OK. Back on topic.
The first time I had sex -- I don't even think about.
But the first time I made love...it replays in my mind every week, probably every other night.
It was the first time I was introduced to
pleasure pain. Have Mercy! Have you experienced that ladies? Praise the powers that be for creating that!! Hurt me!
Anyway. His strength made me feel soo safe like I was underneath the most powerful man in the work and no harm could get to me (except him). It was beautiful and left me trembling.
I was 'taken' whereas in the past I'd only 'did it'
It was physical, emotional, psychological, spiritual, chemical. Ahh!
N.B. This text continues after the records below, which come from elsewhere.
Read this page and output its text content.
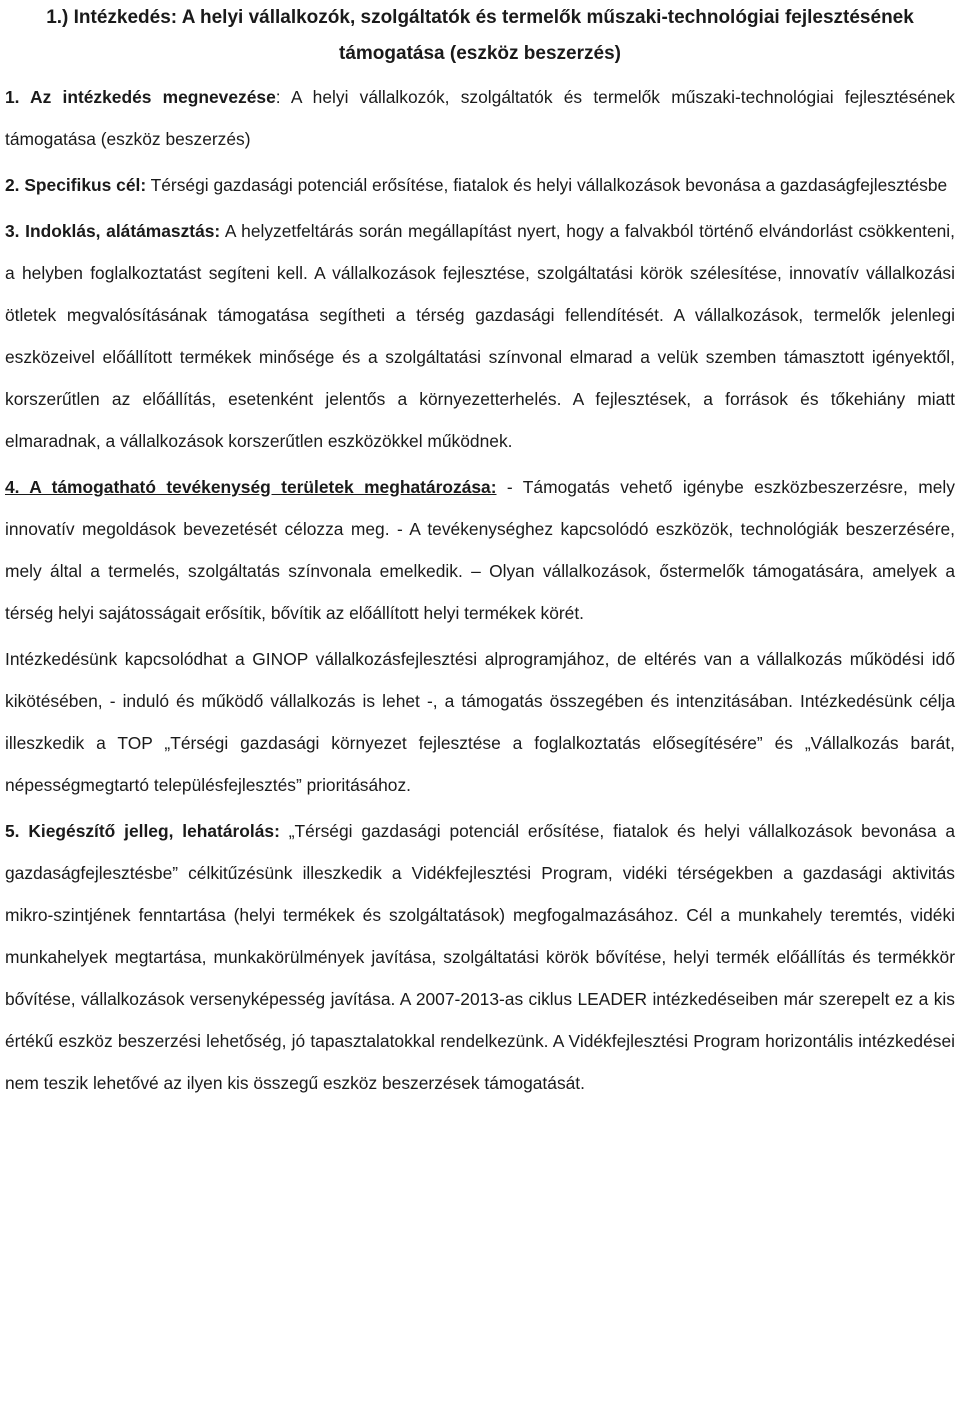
1.) Intézkedés: A helyi vállalkozók, szolgáltatók és termelők műszaki-technológiai fejlesztésének támogatása (eszköz beszerzés)

1. Az intézkedés megnevezése: A helyi vállalkozók, szolgáltatók és termelők műszaki-technológiai fejlesztésének támogatása (eszköz beszerzés)

2. Specifikus cél: Térségi gazdasági potenciál erősítése, fiatalok és helyi vállalkozások bevonása a gazdaságfejlesztésbe

3. Indoklás, alátámasztás: A helyzetfeltárás során megállapítást nyert, hogy a falvakból történő elvándorlást csökkenteni, a helyben foglalkoztatást segíteni kell. A vállalkozások fejlesztése, szolgáltatási körök szélesítése, innovatív vállalkozási ötletek megvalósításának támogatása segítheti a térség gazdasági fellendítését. A vállalkozások, termelők jelenlegi eszközeivel előállított termékek minősége és a szolgáltatási színvonal elmarad a velük szemben támasztott igényektől, korszerűtlen az előállítás, esetenként jelentős a környezetterhelés. A fejlesztések, a források és tőkehiány miatt elmaradnak, a vállalkozások korszerűtlen eszközökkel működnek.

4. A támogatható tevékenység területek meghatározása: - Támogatás vehető igénybe eszközbeszerzésre, mely innovatív megoldások bevezetését célozza meg. - A tevékenységhez kapcsolódó eszközök, technológiák beszerzésére, mely által a termelés, szolgáltatás színvonala emelkedik. – Olyan vállalkozások, őstermelők támogatására, amelyek a térség helyi sajátosságait erősítik, bővítik az előállított helyi termékek körét.

Intézkedésünk kapcsolódhat a GINOP vállalkozásfejlesztési alprogramjához, de eltérés van a vállalkozás működési idő kikötésében, - induló és működő vállalkozás is lehet -, a támogatás összegében és intenzitásában. Intézkedésünk célja illeszkedik a TOP „Térségi gazdasági környezet fejlesztése a foglalkoztatás elősegítésére” és „Vállalkozás barát, népességmegtartó településfejlesztés” prioritásához.

5. Kiegészítő jelleg, lehatárolás: „Térségi gazdasági potenciál erősítése, fiatalok és helyi vállalkozások bevonása a gazdaságfejlesztésbe” célkitűzésünk illeszkedik a Vidékfejlesztési Program, vidéki térségekben a gazdasági aktivitás mikro-szintjének fenntartása (helyi termékek és szolgáltatások) megfogalmazásához. Cél a munkahely teremtés, vidéki munkahelyek megtartása, munkakörülmények javítása, szolgáltatási körök bővítése, helyi termék előállítás és termékkör bővítése, vállalkozások versenyképesség javítása. A 2007-2013-as ciklus LEADER intézkedéseiben már szerepelt ez a kis értékű eszköz beszerzési lehetőség, jó tapasztalatokkal rendelkezünk. A Vidékfejlesztési Program horizontális intézkedései nem teszik lehetővé az ilyen kis összegű eszköz beszerzések támogatását.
Anyway, that was the love of my life. We are not together. And I will miss him until the day I die. I always felt like I wanted to crawl through my skin and touch his soul when we would make love. So intense. And yes, I remember all the sounds, touches, and repartee.
He ruined it for any lover that followed, and is the main reason why I'm celibate now. He could command a bed and everyone else seems weak in comparison. Also, the love was so layered ...that I don't want to share such an overwhelming and vulnerable experience like that unless I'm married or at least engaged.
I don't have words to describe the non-physical part of it. But the physical part was very much 'Me Tarzan, you Jane.' I know the old-school feminists won't like that...but as a neo-feminist I love it.
He was hardcore masculine. I miss him.